Wednesday's protest coincided with a new three-day strike of public and utilities sector workers over unpaid wages and working conditions.

A voter casts his ballot at a polling station in Bissau on 10 March 2019, during the legislative elections in Guinea Bissau. Picture: AFP.

BISSAU - Thousands of supporters of Guinea Bissau's historic ruling PAIGC party protested in the capital on Wednesday calling on President Jose Mario Vaz to nominate party leader Domingos Simoes Pereira as prime minister after an election victory back in March.

It had been hoped that the March 10 vote would draw a line under a crisis that erupted in August 2015 when Vaz - also a PAIGC member - sacked Pereira, his then prime minister.

But despite coming top in the election, winning 47 of parliament's 102 seats and 46% of the popular vote, the African Party for the Independence of Guinea and Cape Verde (PAIGC) has not yet been given the chance to form a coalition government.

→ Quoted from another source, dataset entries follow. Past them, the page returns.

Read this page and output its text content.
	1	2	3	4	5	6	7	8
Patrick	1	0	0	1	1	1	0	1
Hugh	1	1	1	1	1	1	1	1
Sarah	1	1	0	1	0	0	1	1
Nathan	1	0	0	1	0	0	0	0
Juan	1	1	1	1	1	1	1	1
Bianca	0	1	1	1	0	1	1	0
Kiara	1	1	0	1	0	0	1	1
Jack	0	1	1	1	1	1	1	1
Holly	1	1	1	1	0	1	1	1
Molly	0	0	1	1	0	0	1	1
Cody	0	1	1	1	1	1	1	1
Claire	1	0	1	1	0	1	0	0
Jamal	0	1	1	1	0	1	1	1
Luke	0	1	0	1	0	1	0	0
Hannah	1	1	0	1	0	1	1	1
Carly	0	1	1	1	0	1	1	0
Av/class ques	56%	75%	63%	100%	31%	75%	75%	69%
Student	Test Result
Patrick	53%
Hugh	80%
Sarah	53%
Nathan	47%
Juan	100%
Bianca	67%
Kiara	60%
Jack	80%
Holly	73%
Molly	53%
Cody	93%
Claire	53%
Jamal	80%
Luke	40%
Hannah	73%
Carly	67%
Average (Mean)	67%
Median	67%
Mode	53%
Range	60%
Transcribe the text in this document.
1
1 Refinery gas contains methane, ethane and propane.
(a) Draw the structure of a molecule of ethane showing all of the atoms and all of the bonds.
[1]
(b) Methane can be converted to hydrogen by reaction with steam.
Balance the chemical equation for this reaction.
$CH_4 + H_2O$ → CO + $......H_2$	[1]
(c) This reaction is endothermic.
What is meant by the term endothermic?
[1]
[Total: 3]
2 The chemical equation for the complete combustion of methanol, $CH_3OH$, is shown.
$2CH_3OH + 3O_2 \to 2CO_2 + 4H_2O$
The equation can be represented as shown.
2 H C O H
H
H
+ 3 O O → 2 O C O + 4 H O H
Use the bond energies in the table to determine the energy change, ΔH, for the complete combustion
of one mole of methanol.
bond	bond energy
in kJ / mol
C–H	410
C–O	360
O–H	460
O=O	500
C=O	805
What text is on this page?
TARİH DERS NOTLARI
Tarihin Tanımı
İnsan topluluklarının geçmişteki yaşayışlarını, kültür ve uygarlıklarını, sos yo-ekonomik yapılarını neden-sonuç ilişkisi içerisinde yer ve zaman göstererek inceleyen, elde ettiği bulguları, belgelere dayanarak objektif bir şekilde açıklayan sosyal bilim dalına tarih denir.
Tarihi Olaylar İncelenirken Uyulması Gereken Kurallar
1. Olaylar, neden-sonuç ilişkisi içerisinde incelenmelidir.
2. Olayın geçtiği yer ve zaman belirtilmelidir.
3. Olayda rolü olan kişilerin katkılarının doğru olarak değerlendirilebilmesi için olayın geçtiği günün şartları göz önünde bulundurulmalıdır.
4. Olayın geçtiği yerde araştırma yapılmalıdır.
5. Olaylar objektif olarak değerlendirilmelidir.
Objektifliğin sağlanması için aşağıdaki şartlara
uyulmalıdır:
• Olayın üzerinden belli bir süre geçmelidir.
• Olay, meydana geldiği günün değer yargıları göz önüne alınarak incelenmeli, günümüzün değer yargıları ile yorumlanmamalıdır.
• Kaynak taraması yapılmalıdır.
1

Wednesday's protest coincided with a new three-day strike of public and utilities sector workers over unpaid wages and working conditions.

The demonstrators gathered in a northern suburb of Bissau and marched to the port area, with Pereira and other PAIGC officials participating.

Protesters wore T-shirts and hoisted banners emblazoned with the slogan: "The people demand the immediate nomination of a prime minister".

Police were posted outside the presidential palace and nearby roads were closed to traffic.

At the March election, the PAIGC's 47 seats gave it an easy victory ahead of the two main opposition parties who garnered 48 seats between them.

The final seven seats were won by factions who have agreed to back a PAIGC-led government.

The new parliament has been sitting since 18 April but President Vaz, who is himself nearing the end of his mandate, suggested last week that he wasn't ready to nominate Pereira as prime minister, calling on citizens "to discuss, debate their problems".

Wedged between Senegal and Guinea on Africa's west coast, Guinea-Bissau has a notorious reputation for volatility. It has seen 16 coup attempts since independence from Portugal in 1973, four of which have been successful.